Suddenly appeared a steel table covered with delights enough to make a hard core sushi lover have an orgasm on the spot. Fresh scallops, sea urchins, cherry stone clams, shrimps – all were flung out of the mossy net and upon a steel processing table, and just as quickly snatched up by boat patrons.
Bottles of white wine were produced from hidden pockets, along with pen knives, whole lemons and tiny salt shakers. Nobody said anything about a fresh seafood feast! We each ate a raw scallop doused in lemon, and then had the shell as a plate for other delicacies.
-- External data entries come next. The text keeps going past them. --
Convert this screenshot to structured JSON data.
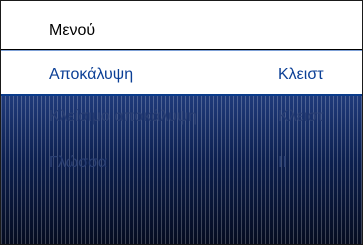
{
  "header": {
    "title": "Μενού"
  },
  "menu": {
    "items": [
      {
        "label": "Αποκάλυψη",
        "value": "Κλειστ"
      },
      {
        "label": "Κλείσιμο αποκάλυψη",
        "value": "Κλειστ"
      },
      {
        "label": "Γλώσσα",
        "value": "ΙΙ"
      }
    ]
  },
  "colors": {
    "selected_text": "#0b3f96",
    "panel_top": "#1f3a7a",
    "panel_bottom": "#050c20",
    "dimmed_text": "#2a3f73"
  }
}
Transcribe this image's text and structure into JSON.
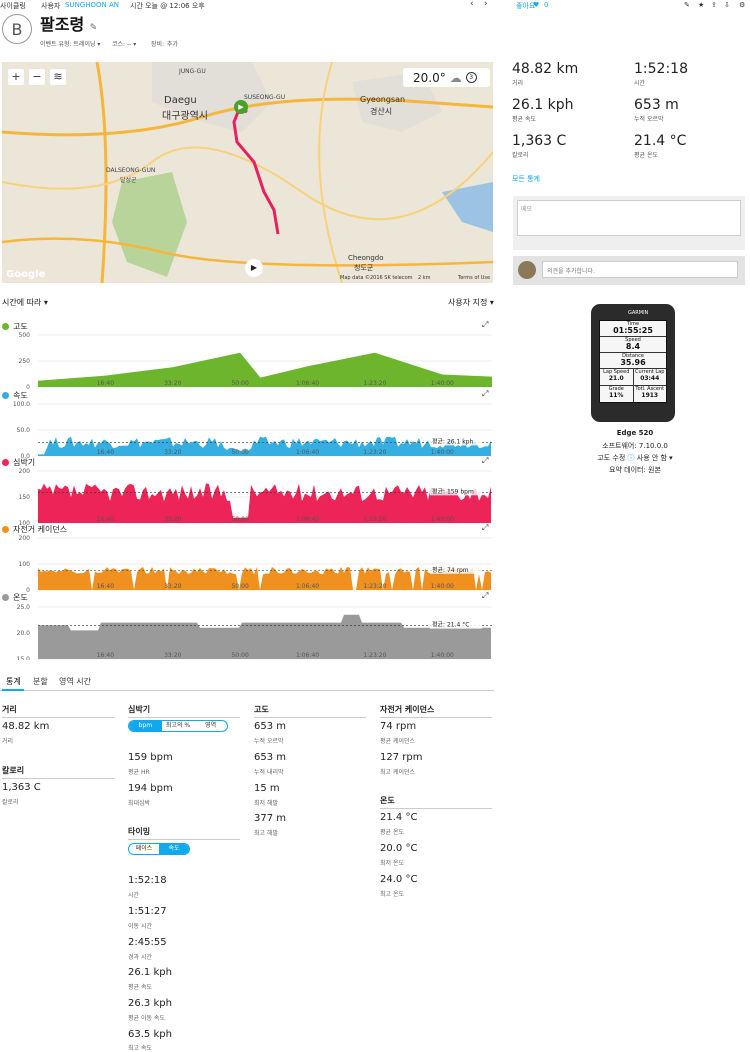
{
  "topbar": {
    "section": "사이클링",
    "user_prefix": "사용자",
    "user_name": "SUNGHOON AN",
    "time": "시간 오늘 @ 12:06 오후",
    "likes_label": "좋아요",
    "likes_count": "0"
  },
  "activity": {
    "avatar_letter": "B",
    "title": "팔조령",
    "event_type": "이벤트 유형: 트레이닝 ▾",
    "course": "코스: -- ▾",
    "gear_label": "장비:",
    "gear_add": "추가"
  },
  "map": {
    "weather_temp": "20.0°",
    "weather_count": "3",
    "places": [
      "JUNG-GU",
      "Daegu",
      "대구광역시",
      "Gyeongsan",
      "경산시",
      "DALSEONG-GUN",
      "달성군",
      "Cheongdo",
      "청도군",
      "SUSEONG-GU"
    ],
    "attribution": "Map data ©2016 SK telecom",
    "scale": "2 km",
    "terms": "Terms of Use",
    "logo": "Google"
  },
  "summary": {
    "stats": [
      {
        "value": "48.82 km",
        "label": "거리"
      },
      {
        "value": "1:52:18",
        "label": "시간"
      },
      {
        "value": "26.1 kph",
        "label": "평균 속도"
      },
      {
        "value": "653 m",
        "label": "누적 오르막"
      },
      {
        "value": "1,363 C",
        "label": "칼로리"
      },
      {
        "value": "21.4 °C",
        "label": "평균 온도"
      }
    ],
    "all_stats_link": "모든 통계",
    "note_placeholder": "메모",
    "comment_placeholder": "의견을 추가합니다."
  },
  "charts": {
    "mode": "시간에 따라 ▾",
    "custom": "사용자 지정 ▾",
    "x_ticks": [
      "16:40",
      "33:20",
      "50:00",
      "1:06:40",
      "1:23:20",
      "1:40:00"
    ],
    "list": [
      {
        "title": "고도",
        "color": "#6cb52d",
        "y_ticks": [
          "500",
          "250",
          "0"
        ],
        "ylim": [
          0,
          500
        ],
        "avg_label": ""
      },
      {
        "title": "속도",
        "color": "#35aee2",
        "y_ticks": [
          "100.0",
          "50.0",
          "0.0"
        ],
        "ylim": [
          0,
          100
        ],
        "avg_label": "평균: 26.1 kph"
      },
      {
        "title": "심박기",
        "color": "#ec2457",
        "y_ticks": [
          "200",
          "150",
          "100"
        ],
        "ylim": [
          100,
          200
        ],
        "avg_label": "평균: 159 bpm"
      },
      {
        "title": "자전거 케이던스",
        "color": "#f0901e",
        "y_ticks": [
          "200",
          "100",
          "0"
        ],
        "ylim": [
          0,
          200
        ],
        "avg_label": "평균: 74 rpm"
      },
      {
        "title": "온도",
        "color": "#9a9a9a",
        "y_ticks": [
          "25.0",
          "20.0",
          "15.0"
        ],
        "ylim": [
          15,
          25
        ],
        "avg_label": "평균: 21.4 °C"
      }
    ]
  },
  "chart_data": [
    {
      "type": "area",
      "title": "고도",
      "x": [
        0,
        16.7,
        33.3,
        50,
        55,
        66.7,
        83.3,
        100,
        112.3
      ],
      "y": [
        60,
        110,
        190,
        330,
        90,
        200,
        330,
        120,
        100
      ],
      "ylim": [
        0,
        500
      ],
      "x_unit": "min"
    },
    {
      "type": "area",
      "title": "속도",
      "avg": 26.1,
      "ylim": [
        0,
        100
      ]
    },
    {
      "type": "area",
      "title": "심박기",
      "avg": 159,
      "max": 194,
      "ylim": [
        100,
        200
      ]
    },
    {
      "type": "area",
      "title": "자전거 케이던스",
      "avg": 74,
      "max": 127,
      "ylim": [
        0,
        200
      ]
    },
    {
      "type": "area",
      "title": "온도",
      "avg": 21.4,
      "min": 20.0,
      "max": 24.0,
      "ylim": [
        15,
        25
      ]
    }
  ],
  "tabs": [
    "통계",
    "분할",
    "영역 시간"
  ],
  "stats": {
    "distance": {
      "header": "거리",
      "value": "48.82 km",
      "label": "거리"
    },
    "calories": {
      "header": "칼로리",
      "value": "1,363 C",
      "label": "칼로리"
    },
    "hr": {
      "header": "심박기",
      "seg": [
        "bpm",
        "최고의 %",
        "영역"
      ],
      "items": [
        {
          "value": "159 bpm",
          "label": "평균 HR"
        },
        {
          "value": "194 bpm",
          "label": "최대심박"
        }
      ]
    },
    "timing": {
      "header": "타이밍",
      "seg": [
        "페이스",
        "속도"
      ],
      "items": [
        {
          "value": "1:52:18",
          "label": "시간"
        },
        {
          "value": "1:51:27",
          "label": "이동 시간"
        },
        {
          "value": "2:45:55",
          "label": "경과 시간"
        },
        {
          "value": "26.1 kph",
          "label": "평균 속도"
        },
        {
          "value": "26.3 kph",
          "label": "평균 이동 속도"
        },
        {
          "value": "63.5 kph",
          "label": "최고 속도"
        }
      ]
    },
    "elevation": {
      "header": "고도",
      "items": [
        {
          "value": "653 m",
          "label": "누적 오르막"
        },
        {
          "value": "653 m",
          "label": "누적 내리막"
        },
        {
          "value": "15 m",
          "label": "최저 해발"
        },
        {
          "value": "377 m",
          "label": "최고 해발"
        }
      ]
    },
    "cadence": {
      "header": "자전거 케이던스",
      "items": [
        {
          "value": "74 rpm",
          "label": "평균 케이던스"
        },
        {
          "value": "127 rpm",
          "label": "최고 케이던스"
        }
      ]
    },
    "temperature": {
      "header": "온도",
      "items": [
        {
          "value": "21.4 °C",
          "label": "평균 온도"
        },
        {
          "value": "20.0 °C",
          "label": "최저 온도"
        },
        {
          "value": "24.0 °C",
          "label": "최고 온도"
        }
      ]
    }
  },
  "device": {
    "brand": "GARMIN",
    "screen": [
      {
        "label": "Time",
        "value": "01:55:25"
      },
      {
        "label": "Speed",
        "value": "8.4"
      },
      {
        "label": "Distance",
        "value": "35.96"
      }
    ],
    "grid": [
      {
        "label": "Lap Speed",
        "value": "21.0"
      },
      {
        "label": "Current Lap",
        "value": "03:44"
      },
      {
        "label": "Grade",
        "value": "11%"
      },
      {
        "label": "Totl. Ascent",
        "value": "1913"
      }
    ],
    "name": "Edge 520",
    "software": "소프트웨어: 7.10.0.0",
    "elev_label": "고도 수정",
    "elev_value": "사용 안 함 ▾",
    "summary_data": "요약 데이터: 원본"
  }
}
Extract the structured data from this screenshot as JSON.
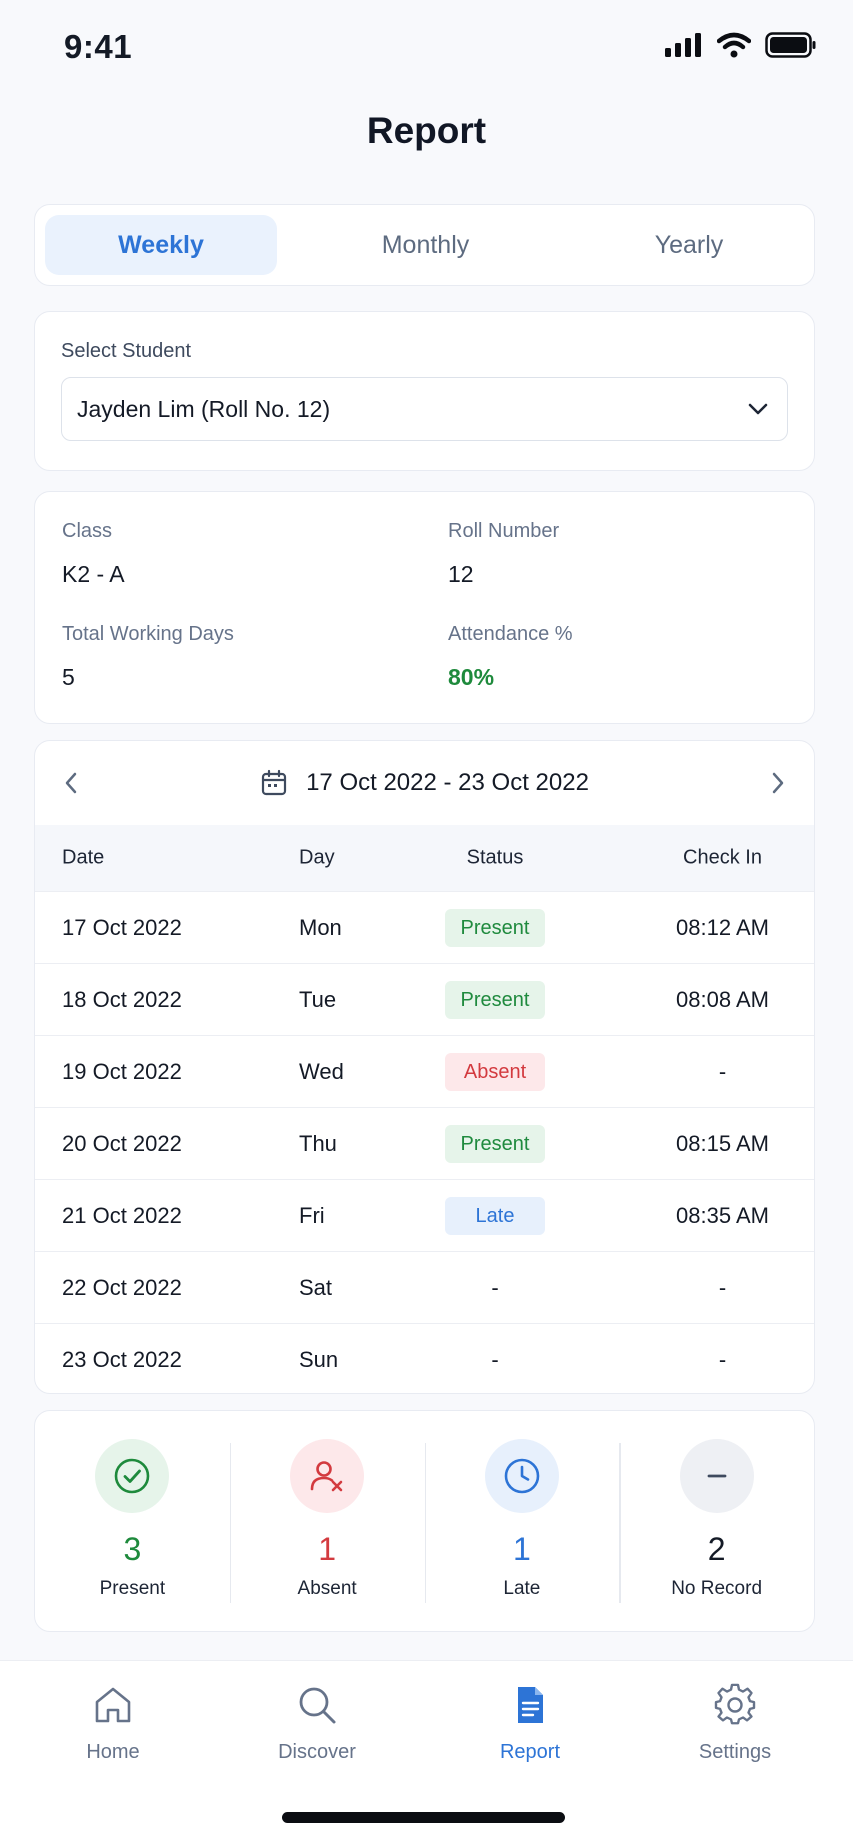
{
  "status_bar": {
    "time": "9:41"
  },
  "page_title": "Report",
  "period_tabs": [
    {
      "label": "Weekly",
      "active": true
    },
    {
      "label": "Monthly",
      "active": false
    },
    {
      "label": "Yearly",
      "active": false
    }
  ],
  "student_select": {
    "label": "Select Student",
    "value": "Jayden Lim (Roll No. 12)"
  },
  "info": {
    "class_label": "Class",
    "class_value": "K2 - A",
    "roll_label": "Roll Number",
    "roll_value": "12",
    "working_days_label": "Total Working Days",
    "working_days_value": "5",
    "attendance_label": "Attendance %",
    "attendance_value": "80%"
  },
  "week": {
    "range": "17 Oct 2022 - 23 Oct 2022",
    "columns": [
      "Date",
      "Day",
      "Status",
      "Check In"
    ],
    "rows": [
      {
        "date": "17 Oct 2022",
        "day": "Mon",
        "status": "Present",
        "check_in": "08:12 AM"
      },
      {
        "date": "18 Oct 2022",
        "day": "Tue",
        "status": "Present",
        "check_in": "08:08 AM"
      },
      {
        "date": "19 Oct 2022",
        "day": "Wed",
        "status": "Absent",
        "check_in": "-"
      },
      {
        "date": "20 Oct 2022",
        "day": "Thu",
        "status": "Present",
        "check_in": "08:15 AM"
      },
      {
        "date": "21 Oct 2022",
        "day": "Fri",
        "status": "Late",
        "check_in": "08:35 AM"
      },
      {
        "date": "22 Oct 2022",
        "day": "Sat",
        "status": "-",
        "check_in": "-"
      },
      {
        "date": "23 Oct 2022",
        "day": "Sun",
        "status": "-",
        "check_in": "-"
      }
    ]
  },
  "summary": [
    {
      "count": "3",
      "label": "Present",
      "icon": "check-circle-icon",
      "color": "#1e8a3c",
      "bg": "#e6f4ea"
    },
    {
      "count": "1",
      "label": "Absent",
      "icon": "user-x-icon",
      "color": "#d33a3f",
      "bg": "#fde8ea"
    },
    {
      "count": "1",
      "label": "Late",
      "icon": "clock-icon",
      "color": "#2d74d6",
      "bg": "#e7f0fc"
    },
    {
      "count": "2",
      "label": "No Record",
      "icon": "minus-icon",
      "color": "#141a26",
      "bg": "#eef0f4"
    }
  ],
  "bottom_nav": [
    {
      "label": "Home",
      "icon": "home-icon",
      "active": false
    },
    {
      "label": "Discover",
      "icon": "search-icon",
      "active": false
    },
    {
      "label": "Report",
      "icon": "report-document-icon",
      "active": true
    },
    {
      "label": "Settings",
      "icon": "gear-icon",
      "active": false
    }
  ],
  "colors": {
    "accent": "#2d74d6",
    "present": "#1e8a3c",
    "absent": "#d33a3f"
  }
}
It was here I discovered why the Japanese grow sloe-eyed over fresh sea urchin. Emphasis on the fresh. We opened the spiny purple shells by sawing through them with the sharp edge of the scallop shell and scooped out the firm, glistening orange meat and rinsed off the vestiges of the creature’s last black seaweed meal. Then, after a hit of fresh lemon into the mouth it went. There is nothing like fresh Uni from the arctic ocean – it is the happy taste of every beach trip you can ever remember. Salty, fishy, fresh, exotic. A little like first sex perhaps.
So there is Iceland, a true love-hate experience. There is more to tell, but in another life perhaps. All I can say is “Anthony Bourdain was right” once again. Watch his show “No Reservations” all about Iceland, perhaps instead of visiting.